The new funding, provided by Chinese venture firm Keytone Ventures and DCM, will be used to help build up PapayaMobile’s team as it looks to expand in the U.S., Europe and Asia and attract more developers to its platform. PapayaMobile, which previously raised $4 million last year from DCM, offers tools for mobile developers to build games and add a social layer into their apps. So far, PapayaMobile has more than 350 apps using its platform, with 15 million players registered worldwide, a 375-percent increase since the company opened up its platform to developers in June of last year.
The money also gives PapayaMobile a better shot at staying independent, something the company wants to maintain. It’s a legitimate concern with all the deals going on. Both the recently-acquired OpenFeint and Ngmoco competed with PapayaMobile, especially on the Android platform. Zynga is also ratcheting up its mobile plans, with pick-ups of Words with Friends game developer Newtoy and Floodgate Entertainment. Before that, Disney bought rhythm mobile game maker Tapulous, maker of the Tap Tap Revenge franchise. Apple also launched its own gaming network called Game Center last year, while Google is reportedly building a social gaming platform that may extend to mobile.
So why all the excitement in mobile social gaming? As I covered last year, it’s poised for serious growth as smartphones proliferate. Mobile social gaming is taking a lot of the momentum from gaming on platforms like Facebook, and it’s doing so in a more personal way with devices that are with people constantly. One of the challenges so far is linking people on a common social platform, which is partly why we’re seeing recent acquisitions as companies look to build gaming networks that span the globe. DeNA, for example, has been super-active in buying and investing in social game developers like Ngmoco in a bid to build to expand internationally.

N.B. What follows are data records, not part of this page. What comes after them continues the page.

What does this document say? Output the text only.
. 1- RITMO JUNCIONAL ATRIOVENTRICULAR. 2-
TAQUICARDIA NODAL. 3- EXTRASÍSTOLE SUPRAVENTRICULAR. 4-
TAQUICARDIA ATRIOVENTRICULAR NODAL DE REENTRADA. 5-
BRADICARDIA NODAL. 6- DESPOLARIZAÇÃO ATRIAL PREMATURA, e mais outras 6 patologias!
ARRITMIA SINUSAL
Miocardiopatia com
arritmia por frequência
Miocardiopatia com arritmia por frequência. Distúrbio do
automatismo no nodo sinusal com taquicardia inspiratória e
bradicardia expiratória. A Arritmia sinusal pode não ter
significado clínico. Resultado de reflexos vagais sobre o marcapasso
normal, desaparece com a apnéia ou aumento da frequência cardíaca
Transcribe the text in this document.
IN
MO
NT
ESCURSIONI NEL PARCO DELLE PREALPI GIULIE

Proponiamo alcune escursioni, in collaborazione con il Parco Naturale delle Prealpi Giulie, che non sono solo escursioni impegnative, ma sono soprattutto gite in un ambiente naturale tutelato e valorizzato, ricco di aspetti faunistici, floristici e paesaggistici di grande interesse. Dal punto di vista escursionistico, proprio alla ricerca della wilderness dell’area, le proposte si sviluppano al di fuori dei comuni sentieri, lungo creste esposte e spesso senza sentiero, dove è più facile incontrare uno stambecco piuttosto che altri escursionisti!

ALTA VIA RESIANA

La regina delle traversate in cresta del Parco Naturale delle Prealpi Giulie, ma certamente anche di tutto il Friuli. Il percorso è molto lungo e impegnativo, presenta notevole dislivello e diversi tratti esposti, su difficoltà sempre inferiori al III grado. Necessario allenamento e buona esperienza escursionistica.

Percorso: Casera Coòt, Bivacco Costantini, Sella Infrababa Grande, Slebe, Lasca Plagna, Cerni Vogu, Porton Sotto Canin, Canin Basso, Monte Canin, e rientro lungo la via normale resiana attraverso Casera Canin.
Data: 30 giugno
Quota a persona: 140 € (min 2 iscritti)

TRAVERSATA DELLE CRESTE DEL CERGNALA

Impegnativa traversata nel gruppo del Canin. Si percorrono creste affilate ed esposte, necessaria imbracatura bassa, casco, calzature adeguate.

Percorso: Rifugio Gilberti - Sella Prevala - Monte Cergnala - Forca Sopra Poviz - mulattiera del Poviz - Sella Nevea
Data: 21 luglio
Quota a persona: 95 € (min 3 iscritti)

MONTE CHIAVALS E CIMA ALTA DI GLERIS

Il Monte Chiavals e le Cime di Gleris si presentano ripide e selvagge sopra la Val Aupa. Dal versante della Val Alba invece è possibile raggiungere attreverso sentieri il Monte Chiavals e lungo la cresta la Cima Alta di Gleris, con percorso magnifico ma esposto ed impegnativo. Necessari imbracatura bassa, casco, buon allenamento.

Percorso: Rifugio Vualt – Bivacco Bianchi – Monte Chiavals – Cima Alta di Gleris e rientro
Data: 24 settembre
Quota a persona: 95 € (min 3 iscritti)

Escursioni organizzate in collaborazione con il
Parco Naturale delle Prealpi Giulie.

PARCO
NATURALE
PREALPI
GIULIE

This is where PapayaMobile comes in. It was founded in Beijing by Si Shen and Qian Wenjie, who met in the Computer Science Department at Tsinghua University. The company at first put out its own games but has moved into a new role as a platform for game makers to add social features to their titles. Unlike OpenFeint and Ngmoco, which first focused on the iPhone, PapayaMobile has aimed at Android: a move now starting to pay off as the platform matures. With Android poised to break out in emerging markets, PapayaMobile seems well-positioned to take advantage.